During the late Fifties and early 1960s Kenny was the house bassist at Ronnie Scott’s Jazz Club for several years and played with many British and American jazz musicians. These musicians include Alan Clare, Ronnie Scott, Stan Tracey, Tubby Hayes, Tony Kinsey, Tony Crombie, Jimmy Deuchar, John Dankworth, Pat Smythe, Phil Seamen, Zoot Sims, Carmen McRae, and Paul Gonsalves.
By the late Sixties he worked with Ted Heath, Tony Coe, John Picard and Barney Kessel, as well as with Gonsalves, Tracey, and Dankworth.
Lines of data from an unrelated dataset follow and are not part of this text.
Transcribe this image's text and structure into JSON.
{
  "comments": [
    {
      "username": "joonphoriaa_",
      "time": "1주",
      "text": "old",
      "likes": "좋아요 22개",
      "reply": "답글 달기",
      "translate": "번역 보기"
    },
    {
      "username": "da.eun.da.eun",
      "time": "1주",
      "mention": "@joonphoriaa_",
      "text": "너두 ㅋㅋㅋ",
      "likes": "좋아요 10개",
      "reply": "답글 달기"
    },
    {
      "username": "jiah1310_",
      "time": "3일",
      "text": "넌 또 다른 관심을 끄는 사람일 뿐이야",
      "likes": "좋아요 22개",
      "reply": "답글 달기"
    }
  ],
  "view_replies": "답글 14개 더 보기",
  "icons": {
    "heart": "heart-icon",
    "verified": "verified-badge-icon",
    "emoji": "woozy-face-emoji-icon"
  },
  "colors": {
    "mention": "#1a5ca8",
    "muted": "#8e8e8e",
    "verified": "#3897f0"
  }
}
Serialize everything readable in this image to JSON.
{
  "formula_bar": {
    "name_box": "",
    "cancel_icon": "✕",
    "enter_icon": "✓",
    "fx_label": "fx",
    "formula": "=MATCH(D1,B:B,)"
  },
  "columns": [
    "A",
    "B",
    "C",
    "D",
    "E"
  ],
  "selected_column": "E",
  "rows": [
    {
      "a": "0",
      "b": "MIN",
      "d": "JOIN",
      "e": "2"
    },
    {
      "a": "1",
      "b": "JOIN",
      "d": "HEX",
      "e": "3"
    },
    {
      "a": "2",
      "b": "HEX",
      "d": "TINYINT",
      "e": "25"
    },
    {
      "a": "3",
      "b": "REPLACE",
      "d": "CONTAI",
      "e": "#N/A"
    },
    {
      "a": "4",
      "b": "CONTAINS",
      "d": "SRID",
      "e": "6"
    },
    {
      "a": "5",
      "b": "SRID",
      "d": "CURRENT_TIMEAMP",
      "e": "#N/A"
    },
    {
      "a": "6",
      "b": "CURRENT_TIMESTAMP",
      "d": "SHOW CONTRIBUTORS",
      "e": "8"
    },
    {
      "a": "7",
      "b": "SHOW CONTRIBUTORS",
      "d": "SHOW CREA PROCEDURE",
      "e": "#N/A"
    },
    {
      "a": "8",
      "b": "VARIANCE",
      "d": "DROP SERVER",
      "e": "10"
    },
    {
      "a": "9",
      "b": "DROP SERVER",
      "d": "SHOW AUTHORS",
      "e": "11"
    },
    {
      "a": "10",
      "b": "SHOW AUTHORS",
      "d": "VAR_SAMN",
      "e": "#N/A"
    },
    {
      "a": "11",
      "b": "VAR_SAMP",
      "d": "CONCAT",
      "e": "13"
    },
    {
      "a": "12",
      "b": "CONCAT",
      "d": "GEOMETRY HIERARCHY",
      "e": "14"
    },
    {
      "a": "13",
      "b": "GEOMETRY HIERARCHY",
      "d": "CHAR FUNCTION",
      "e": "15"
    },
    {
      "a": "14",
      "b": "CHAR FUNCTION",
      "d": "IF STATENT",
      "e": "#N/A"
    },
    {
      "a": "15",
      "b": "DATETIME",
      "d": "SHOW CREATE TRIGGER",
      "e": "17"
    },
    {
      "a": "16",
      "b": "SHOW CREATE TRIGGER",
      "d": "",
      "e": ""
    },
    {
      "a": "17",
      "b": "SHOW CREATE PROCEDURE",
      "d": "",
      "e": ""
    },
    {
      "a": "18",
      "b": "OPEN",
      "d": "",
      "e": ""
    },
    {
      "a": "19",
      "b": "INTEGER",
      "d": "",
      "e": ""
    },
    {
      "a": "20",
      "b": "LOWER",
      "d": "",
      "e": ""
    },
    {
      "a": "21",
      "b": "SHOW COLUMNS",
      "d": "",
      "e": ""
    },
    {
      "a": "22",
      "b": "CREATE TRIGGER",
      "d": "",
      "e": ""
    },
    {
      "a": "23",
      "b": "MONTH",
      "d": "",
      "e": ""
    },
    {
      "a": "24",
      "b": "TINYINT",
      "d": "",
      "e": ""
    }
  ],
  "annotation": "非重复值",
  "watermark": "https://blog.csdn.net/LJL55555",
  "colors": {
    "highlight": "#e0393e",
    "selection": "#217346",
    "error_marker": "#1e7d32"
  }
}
In 1970 he played with Stephane Grappelli prior to a move to Germany where he played with Kurt Edelhagen from 1970 to 1972. While residing there, Napper focused more on composition and arrangement and then in the late Seventies he moved to the Netherlands.
Through the remainder of the decade and and the Eighties he put down his bass, arranged for radio ensembles, was the staff arranger and conductor for the 50 piece Metropole Orchestra, and then directed his attention to teaching at the Royal Conservatory in The Hague. At 83 years of age, double-bassist arranger, composer, conductor and educator Kenny Napper, it is assumed he has retired and returned to the United Kingdom.